AK Parti, iktidara geldiğinden beri, dış politikayı içerinin demokratikleştirilmesi sürecini destekleyen bir alan olarak gördü. AB üyeliğini ve bunu gerektirdiği reformları yapmak temel öncelikti. Bu bir dış politika tercihi olmaktan öte iç politika gereğiydi AK Parti için. Vesayet kurumlarının baskısında olan AK Parti için AB hedefinin meşrulaştırdığı ve gerektirdiği demokratikleşme hamlelerini yapmak bir ‘varoluş’ meselesiydi. Bu reformlarla hem vesayet tasfiye edilerek AK Parti gerçek anlamda iktidar oldu, hem de reformlar partinin demokrat ve liberal tabanını genişletmesine imkan verdi.

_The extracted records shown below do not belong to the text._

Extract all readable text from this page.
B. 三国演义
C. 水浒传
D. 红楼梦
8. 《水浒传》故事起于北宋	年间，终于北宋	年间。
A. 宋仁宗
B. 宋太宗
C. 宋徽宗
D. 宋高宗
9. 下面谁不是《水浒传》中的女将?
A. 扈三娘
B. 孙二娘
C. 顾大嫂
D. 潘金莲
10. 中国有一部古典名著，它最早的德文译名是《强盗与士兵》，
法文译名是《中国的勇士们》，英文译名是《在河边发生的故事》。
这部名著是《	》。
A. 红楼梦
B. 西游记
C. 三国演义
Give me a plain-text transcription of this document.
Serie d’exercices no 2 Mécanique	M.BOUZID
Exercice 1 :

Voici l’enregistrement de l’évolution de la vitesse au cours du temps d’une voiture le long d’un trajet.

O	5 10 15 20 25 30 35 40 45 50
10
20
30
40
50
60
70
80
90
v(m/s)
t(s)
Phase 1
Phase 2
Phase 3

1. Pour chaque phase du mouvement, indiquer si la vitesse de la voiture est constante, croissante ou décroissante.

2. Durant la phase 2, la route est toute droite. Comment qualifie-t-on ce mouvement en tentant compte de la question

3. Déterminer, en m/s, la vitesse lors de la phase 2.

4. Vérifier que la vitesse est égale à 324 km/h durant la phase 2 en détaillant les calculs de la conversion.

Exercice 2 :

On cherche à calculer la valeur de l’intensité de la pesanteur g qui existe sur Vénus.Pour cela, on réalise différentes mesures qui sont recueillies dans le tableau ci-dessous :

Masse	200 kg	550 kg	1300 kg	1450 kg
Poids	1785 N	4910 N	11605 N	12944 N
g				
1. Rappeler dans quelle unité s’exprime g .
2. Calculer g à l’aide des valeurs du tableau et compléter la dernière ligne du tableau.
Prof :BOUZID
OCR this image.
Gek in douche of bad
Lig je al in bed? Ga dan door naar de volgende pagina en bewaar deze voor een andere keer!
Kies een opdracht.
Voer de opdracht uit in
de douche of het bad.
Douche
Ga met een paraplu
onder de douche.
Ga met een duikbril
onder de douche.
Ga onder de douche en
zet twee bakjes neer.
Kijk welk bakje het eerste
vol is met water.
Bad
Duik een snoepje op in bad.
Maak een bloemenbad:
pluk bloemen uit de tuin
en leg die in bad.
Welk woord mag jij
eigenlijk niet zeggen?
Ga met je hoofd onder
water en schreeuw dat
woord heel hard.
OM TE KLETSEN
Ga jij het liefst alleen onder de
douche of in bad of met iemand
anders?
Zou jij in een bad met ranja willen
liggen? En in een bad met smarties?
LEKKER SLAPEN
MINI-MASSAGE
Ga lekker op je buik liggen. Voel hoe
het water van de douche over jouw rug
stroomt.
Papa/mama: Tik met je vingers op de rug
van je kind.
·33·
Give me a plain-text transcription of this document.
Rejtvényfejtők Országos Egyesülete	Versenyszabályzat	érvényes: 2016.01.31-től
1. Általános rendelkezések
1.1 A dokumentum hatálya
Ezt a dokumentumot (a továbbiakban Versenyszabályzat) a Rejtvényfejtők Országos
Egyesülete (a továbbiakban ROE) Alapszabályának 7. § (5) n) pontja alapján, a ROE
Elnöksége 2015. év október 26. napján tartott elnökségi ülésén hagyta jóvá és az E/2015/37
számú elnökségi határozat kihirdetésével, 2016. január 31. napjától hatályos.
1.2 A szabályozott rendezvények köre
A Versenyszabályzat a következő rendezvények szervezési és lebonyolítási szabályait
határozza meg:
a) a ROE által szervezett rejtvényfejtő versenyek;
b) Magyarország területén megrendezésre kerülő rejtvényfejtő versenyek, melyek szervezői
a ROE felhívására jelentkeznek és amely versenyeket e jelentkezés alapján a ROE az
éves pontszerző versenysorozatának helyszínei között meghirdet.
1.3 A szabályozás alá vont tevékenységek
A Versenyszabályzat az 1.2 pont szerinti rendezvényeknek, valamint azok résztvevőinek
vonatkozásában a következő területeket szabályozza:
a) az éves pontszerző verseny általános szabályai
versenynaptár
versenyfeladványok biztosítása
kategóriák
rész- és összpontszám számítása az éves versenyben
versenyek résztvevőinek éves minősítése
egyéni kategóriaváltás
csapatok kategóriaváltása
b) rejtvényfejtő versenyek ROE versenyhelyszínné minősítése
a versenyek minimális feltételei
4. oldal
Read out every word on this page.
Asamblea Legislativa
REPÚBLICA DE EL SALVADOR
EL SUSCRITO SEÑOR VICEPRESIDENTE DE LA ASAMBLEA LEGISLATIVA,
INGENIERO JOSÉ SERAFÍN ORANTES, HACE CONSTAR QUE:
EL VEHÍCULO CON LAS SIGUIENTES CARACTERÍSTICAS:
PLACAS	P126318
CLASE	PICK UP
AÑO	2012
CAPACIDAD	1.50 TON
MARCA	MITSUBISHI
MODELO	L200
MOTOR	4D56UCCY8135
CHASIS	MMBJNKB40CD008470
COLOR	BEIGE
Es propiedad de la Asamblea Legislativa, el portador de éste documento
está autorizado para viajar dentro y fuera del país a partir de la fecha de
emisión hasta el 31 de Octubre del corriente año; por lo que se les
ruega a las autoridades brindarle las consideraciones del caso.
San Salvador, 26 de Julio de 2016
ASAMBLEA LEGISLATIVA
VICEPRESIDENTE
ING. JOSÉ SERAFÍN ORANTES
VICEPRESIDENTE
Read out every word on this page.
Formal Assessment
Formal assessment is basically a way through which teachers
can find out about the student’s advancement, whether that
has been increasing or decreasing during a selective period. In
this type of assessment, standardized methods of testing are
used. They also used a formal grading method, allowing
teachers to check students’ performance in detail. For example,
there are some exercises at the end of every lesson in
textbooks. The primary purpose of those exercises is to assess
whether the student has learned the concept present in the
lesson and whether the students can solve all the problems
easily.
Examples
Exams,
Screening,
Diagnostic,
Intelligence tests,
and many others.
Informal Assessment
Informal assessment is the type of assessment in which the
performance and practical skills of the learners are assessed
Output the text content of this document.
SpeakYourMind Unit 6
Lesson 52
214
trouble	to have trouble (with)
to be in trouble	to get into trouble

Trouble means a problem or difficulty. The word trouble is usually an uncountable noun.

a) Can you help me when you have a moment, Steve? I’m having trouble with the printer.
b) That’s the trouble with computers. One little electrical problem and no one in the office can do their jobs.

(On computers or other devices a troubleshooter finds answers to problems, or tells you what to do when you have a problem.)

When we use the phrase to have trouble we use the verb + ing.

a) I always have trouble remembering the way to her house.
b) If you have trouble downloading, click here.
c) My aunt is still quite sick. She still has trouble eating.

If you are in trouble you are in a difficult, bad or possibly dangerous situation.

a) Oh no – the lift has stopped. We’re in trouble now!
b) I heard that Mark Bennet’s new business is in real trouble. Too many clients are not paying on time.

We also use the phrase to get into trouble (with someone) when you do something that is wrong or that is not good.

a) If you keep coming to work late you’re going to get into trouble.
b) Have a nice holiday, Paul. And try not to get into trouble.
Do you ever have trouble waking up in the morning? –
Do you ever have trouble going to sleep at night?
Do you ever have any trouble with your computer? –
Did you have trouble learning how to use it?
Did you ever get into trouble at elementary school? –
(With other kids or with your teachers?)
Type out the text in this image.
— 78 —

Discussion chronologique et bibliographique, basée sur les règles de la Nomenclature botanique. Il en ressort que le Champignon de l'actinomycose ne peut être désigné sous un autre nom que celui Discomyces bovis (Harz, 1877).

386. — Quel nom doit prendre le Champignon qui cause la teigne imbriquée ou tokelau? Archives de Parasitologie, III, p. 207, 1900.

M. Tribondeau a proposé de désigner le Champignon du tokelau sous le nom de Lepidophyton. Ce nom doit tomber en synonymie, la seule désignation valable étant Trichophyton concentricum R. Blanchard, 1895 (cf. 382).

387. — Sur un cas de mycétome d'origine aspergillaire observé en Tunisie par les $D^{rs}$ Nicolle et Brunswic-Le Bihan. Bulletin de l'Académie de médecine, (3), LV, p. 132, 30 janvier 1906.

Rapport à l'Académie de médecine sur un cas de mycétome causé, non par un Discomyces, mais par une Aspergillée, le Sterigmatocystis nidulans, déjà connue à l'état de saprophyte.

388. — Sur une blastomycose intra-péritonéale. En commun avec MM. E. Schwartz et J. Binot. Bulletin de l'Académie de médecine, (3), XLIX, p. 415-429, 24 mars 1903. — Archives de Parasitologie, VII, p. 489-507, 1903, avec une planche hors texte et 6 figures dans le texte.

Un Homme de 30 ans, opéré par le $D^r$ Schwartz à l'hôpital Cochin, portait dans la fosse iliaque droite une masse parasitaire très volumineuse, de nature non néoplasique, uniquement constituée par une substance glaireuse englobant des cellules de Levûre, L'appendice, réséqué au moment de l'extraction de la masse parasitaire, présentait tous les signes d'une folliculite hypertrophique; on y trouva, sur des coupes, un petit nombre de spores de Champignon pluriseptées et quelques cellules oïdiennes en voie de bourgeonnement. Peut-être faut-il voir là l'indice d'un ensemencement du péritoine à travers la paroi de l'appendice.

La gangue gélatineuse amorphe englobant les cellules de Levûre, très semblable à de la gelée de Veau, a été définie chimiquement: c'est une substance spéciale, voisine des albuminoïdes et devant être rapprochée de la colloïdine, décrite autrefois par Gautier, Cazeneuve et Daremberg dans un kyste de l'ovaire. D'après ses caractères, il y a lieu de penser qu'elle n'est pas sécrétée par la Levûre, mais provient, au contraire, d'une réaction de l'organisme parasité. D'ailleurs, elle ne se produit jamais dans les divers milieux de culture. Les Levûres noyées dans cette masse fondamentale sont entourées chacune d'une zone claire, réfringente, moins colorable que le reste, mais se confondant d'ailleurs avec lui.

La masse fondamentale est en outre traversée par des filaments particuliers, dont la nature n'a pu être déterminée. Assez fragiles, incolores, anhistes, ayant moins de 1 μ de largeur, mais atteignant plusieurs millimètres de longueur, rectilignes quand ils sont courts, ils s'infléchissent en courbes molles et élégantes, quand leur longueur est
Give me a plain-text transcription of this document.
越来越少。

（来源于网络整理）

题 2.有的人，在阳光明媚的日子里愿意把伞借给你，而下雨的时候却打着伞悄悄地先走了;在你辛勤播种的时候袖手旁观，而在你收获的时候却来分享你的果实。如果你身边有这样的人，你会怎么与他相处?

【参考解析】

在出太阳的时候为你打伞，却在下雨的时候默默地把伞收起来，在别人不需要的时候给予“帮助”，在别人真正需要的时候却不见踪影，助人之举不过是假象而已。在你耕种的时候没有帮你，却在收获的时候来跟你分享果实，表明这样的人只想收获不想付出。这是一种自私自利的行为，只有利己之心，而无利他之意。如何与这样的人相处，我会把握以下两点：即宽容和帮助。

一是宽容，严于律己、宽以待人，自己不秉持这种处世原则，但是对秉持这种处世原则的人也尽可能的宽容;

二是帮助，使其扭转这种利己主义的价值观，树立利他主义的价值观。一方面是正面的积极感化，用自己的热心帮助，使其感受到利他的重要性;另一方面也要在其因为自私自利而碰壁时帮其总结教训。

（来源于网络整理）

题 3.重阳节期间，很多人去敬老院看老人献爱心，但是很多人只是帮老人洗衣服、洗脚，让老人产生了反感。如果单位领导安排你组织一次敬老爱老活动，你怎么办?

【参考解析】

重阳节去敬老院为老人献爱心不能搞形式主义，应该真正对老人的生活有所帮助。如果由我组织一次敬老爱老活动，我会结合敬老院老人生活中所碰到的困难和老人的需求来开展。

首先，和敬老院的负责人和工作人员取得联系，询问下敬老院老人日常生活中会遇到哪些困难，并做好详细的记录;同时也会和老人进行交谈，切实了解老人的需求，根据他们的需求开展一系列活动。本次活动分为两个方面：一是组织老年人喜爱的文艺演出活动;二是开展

Öte yandan komşularla işbirliği ve diyaloğu merkeze alan, siyasal gerginlikleri minimize etmeye çalışan, özel sektörün önünü açmayı önceleyen bir siyaset izlendi. Bu, geçmişten kalan ‘dört yanımız düşmanlarla çevrili’ söylemini, ‘kendimizden başka dostumuz yok’ efsanesini yıktı. Bu önemliydi, çünkü ‘eski Türkiye’nin otoriter siyaseti böyle bir dünya algısından besleniyordu.
Kısaca AK Parti’nin varlığı iki şeyi gerçekleştirmesine bağlıydı; ekonomik kalkınma ve demokratikleşme. Birincisi toplumsal desteğin sürekliliğini sağlamanın yoluydu, ikinci bürokratik direnişi kırmanın.
Bu ikisi de dışarda, dış politikada buna imkan tanıyan bir ortama bağlıydı. Dolayısıyla AK Parti’yi AB üyeliğini zorlayan, küreselleşmeye sıcak, bölgesiyle çatışma ve gerginlik değil işbirliği arayışında olan, bölgeyle ilişkilerinde askeri gücünü değil ‘yumuşak gücünü’ kullanmaya hevesli bir dış politika izlerken gördük.
Ancak 2011 yılı itibarıyla AK Parti’nin dış politikasında farklı bir hava sezilmeye başlandı. Uzlaşmak yerine meydan okuyan, yumuşak güç unsurlarıyla örnek olmak yerine doğrudan müdahalelerle rejim değişikliğine heveslenen, gücünü abartarak hegemonya düşleri kuran, rasyonalite yerine ideolojiye meyleden bir dış politika… Ne oldu da 2011’den sonra AK Parti dış politikası değişti?